After Communion: a hymn to the Holy Spirit

When Holy Communion has been distributed to all who will receive, the priest blesses the faithful with the chalice containing the Body and Blood of Christ, saying:

Save your people, O God, and bless your inheritance.

(You may recognize this as the beginning of the troparion of the Holy Cross.) In some liturgical traditions, which a blessing with the Holy Eucharist (called "benediction") is a special occurrence. In the Byzantine Rite, this blessing is imparted at the end of every Divine Liturgy.

The people respond to this blessing with a Vespers hymn (in tone 2) from the feast of Pentecost:

We have seen the true light; we have received the heavenly Spirit; we have found the true faith; and we worship the undivided Trinity, for the Trinity has saved us.

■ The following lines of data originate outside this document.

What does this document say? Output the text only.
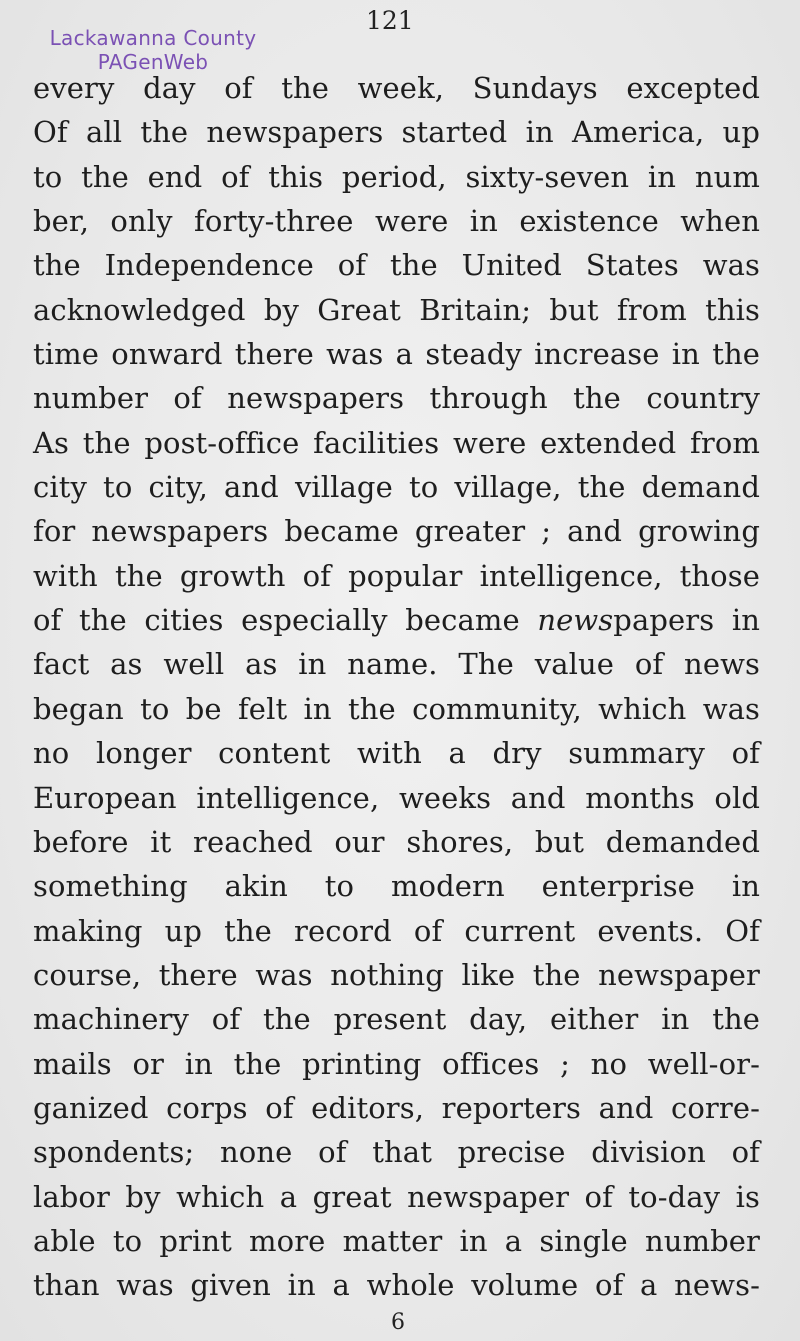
Lackawanna County
PAGenWeb
121
every day of the week, Sundays excepted
Of all the newspapers started in America, up
to the end of this period, sixty-seven in num
ber, only forty-three were in existence when
the Independence of the United States was
acknowledged by Great Britain; but from this
time onward there was a steady increase in the
number of newspapers through the country
As the post-office facilities were extended from
city to city, and village to village, the demand
for newspapers became greater ; and growing
with the growth of popular intelligence, those
of the cities especially became newspapers in
fact as well as in name. The value of news
began to be felt in the community, which was
no longer content with a dry summary of
European intelligence, weeks and months old
before it reached our shores, but demanded
something akin to modern enterprise in
making up the record of current events. Of
course, there was nothing like the newspaper
machinery of the present day, either in the
mails or in the printing offices ; no well-or-
ganized corps of editors, reporters and corre-
spondents; none of that precise division of
labor by which a great newspaper of to-day is
able to print more matter in a single number
than was given in a whole volume of a news-
6
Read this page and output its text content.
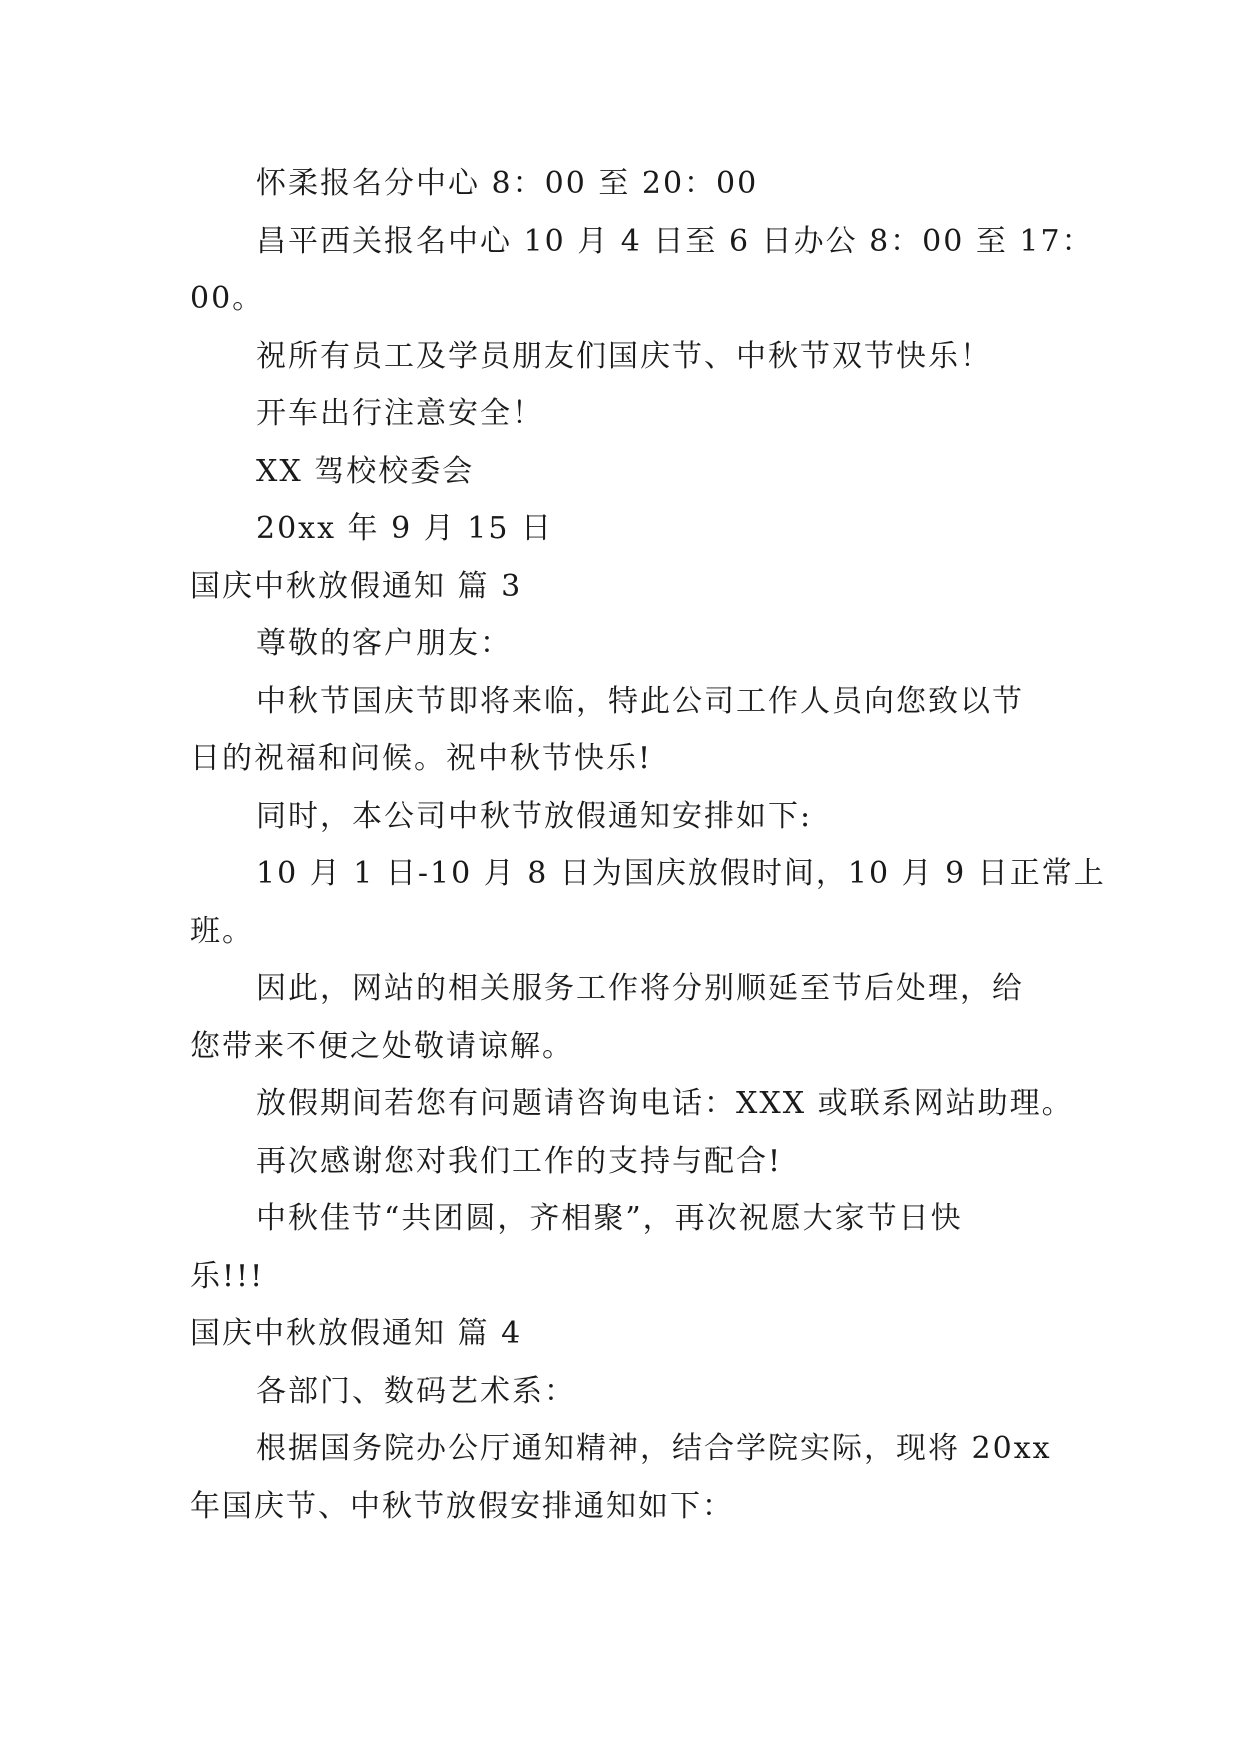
怀柔报名分中心 8：00 至 20：00
昌平西关报名中心 10 月 4 日至 6 日办公 8：00 至 17：
00。
祝所有员工及学员朋友们国庆节、中秋节双节快乐！
开车出行注意安全！
XX 驾校校委会
20xx 年 9 月 15 日
国庆中秋放假通知 篇 3
尊敬的客户朋友：
中秋节国庆节即将来临，特此公司工作人员向您致以节
日的祝福和问候。祝中秋节快乐!
同时，本公司中秋节放假通知安排如下:
10 月 1 日-10 月 8 日为国庆放假时间，10 月 9 日正常上
班。
因此，网站的相关服务工作将分别顺延至节后处理，给
您带来不便之处敬请谅解。
放假期间若您有问题请咨询电话：XXX 或联系网站助理。
再次感谢您对我们工作的支持与配合!
中秋佳节“共团圆，齐相聚”，再次祝愿大家节日快
乐!!!
国庆中秋放假通知 篇 4
各部门、数码艺术系：
根据国务院办公厅通知精神，结合学院实际，现将 20xx
年国庆节、中秋节放假安排通知如下：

It is no accident that a hymn from Pentecost is sung here. We often think of reception of Holy Communion as being principally about Christ; but in fact, all the persons of the Holy Trinity are present and represented. It is God the Father to whom our prayer has been addressed; God the Son who is our high priest, and who gives his Body and Blood to the faithful. As we have seen in the prayers of the Divine Liturgy, it is the grace of the Holy Spirit which comes upon us through these mysteries, imparting his gifts to the Church just a He came upon the apostles at Pentecost. In this hymn, the faithful acknowledge that "the undivided Trinity has saved us."

The priest and deacon now take the chalice containing the remaining Mysteries back to the table of preparation, where they are honored with incense, and the priest praises God once more with a doxology ("Now and ever...") which once ended the psalmody of Holy Communion:

Blessed is our God, always, now and ever and forever.

And the faithful respond "Amen" before turning to the final portion of the Divine Liturgy: the Thanksgiving and Dismissal.